AllHiC, originally published in 2019 by Zhang, et al., enables the chromosome-scale assembly of separate haplotypes in polyploid species. By doing a “pruning” step to remove Hi-C signals between allelic regions, the Hi-C data can be partitioned into haplotypes for downstream scaffolding.
HaploHiC uses Hi-C reads for phasing reads of unknown parental origin. Originally published in 2021 by Lindsly, et al., this tool marks Hi-C reads as haplotype-known or -unknown based on coverage of heterozygous phased SNVs/InDels.
DipAsm is an assembly tool for efficiently generating chromosome-scale, haplotype-resolved human genome assemblies. Originally published in 2020 by Garg, et al., the DipAsm method has been shown to phase >99% of heterozygous sites to 98-88% accuracy across three publicly available human genomes.
Bonus: Hi-C used directly in contig assembly
As the acknowledgment for Hi-C data for scaffolding and phasing has risen, so has the idea of efficiency and taking advantage of Hi-C data directly in the contig assembly pipeline, reducing the steps required to generate a chromosome-scale, phased genome assembly.
HiFiasm, originally published in 2021 by Cheng, et al., has been used across a wide range of species from humans to frogs to strawberries for the generation of mostly phased contig assemblies.
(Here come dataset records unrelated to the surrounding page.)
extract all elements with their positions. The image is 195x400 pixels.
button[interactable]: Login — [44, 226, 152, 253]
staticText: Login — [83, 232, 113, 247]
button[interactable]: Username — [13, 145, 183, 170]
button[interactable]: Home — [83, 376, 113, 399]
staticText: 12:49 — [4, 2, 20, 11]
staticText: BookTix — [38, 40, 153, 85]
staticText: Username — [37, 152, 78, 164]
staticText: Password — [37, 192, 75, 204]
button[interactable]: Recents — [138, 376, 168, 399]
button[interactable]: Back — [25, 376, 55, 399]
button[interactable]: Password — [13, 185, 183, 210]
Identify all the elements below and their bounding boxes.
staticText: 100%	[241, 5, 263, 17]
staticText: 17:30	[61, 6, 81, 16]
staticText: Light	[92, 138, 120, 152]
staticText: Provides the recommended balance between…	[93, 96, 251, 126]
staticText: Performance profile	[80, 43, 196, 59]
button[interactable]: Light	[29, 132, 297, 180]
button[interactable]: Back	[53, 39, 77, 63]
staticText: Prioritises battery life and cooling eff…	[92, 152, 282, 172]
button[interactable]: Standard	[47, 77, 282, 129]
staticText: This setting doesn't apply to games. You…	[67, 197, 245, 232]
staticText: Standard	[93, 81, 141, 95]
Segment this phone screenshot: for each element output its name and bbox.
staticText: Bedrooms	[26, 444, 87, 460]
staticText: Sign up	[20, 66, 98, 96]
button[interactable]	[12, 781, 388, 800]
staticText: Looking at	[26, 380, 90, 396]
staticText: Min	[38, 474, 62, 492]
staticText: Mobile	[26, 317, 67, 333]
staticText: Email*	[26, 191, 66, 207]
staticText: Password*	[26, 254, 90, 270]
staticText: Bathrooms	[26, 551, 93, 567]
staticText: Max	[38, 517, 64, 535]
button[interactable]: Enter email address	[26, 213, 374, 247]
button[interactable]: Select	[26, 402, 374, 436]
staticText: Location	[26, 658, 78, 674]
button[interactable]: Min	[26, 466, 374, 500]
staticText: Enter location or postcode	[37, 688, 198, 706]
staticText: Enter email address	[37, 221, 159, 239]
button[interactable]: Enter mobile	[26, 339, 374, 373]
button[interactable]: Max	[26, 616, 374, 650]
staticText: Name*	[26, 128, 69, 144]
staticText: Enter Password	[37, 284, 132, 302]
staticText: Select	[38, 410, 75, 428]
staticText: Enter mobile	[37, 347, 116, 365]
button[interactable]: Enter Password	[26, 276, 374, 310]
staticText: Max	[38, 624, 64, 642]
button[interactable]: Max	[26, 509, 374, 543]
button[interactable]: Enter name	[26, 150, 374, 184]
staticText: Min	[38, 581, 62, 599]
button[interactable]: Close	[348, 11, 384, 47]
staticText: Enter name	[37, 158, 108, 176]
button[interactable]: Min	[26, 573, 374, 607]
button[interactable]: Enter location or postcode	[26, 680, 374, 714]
The algorithm has recently been updated to include Hi-C data directly in the assembly pipeline, making it more effective for phasing and post-assembly scaffolding.
Hi-C data is rich in information to help build and improve genome assemblies for species across the tree of life. Whether you need a tool for publication-quality visualization of a contact map, an assembly with contigs anchored to chromosomes, or phased haplotypes to study disease or a breeding line there are many open-source tools at your fingertips. We hope this tools guide helps you efficiently meet the goals of your genome project and we look forward to including the next generation tools as developers continue to improve and innovate Hi-C data analysis.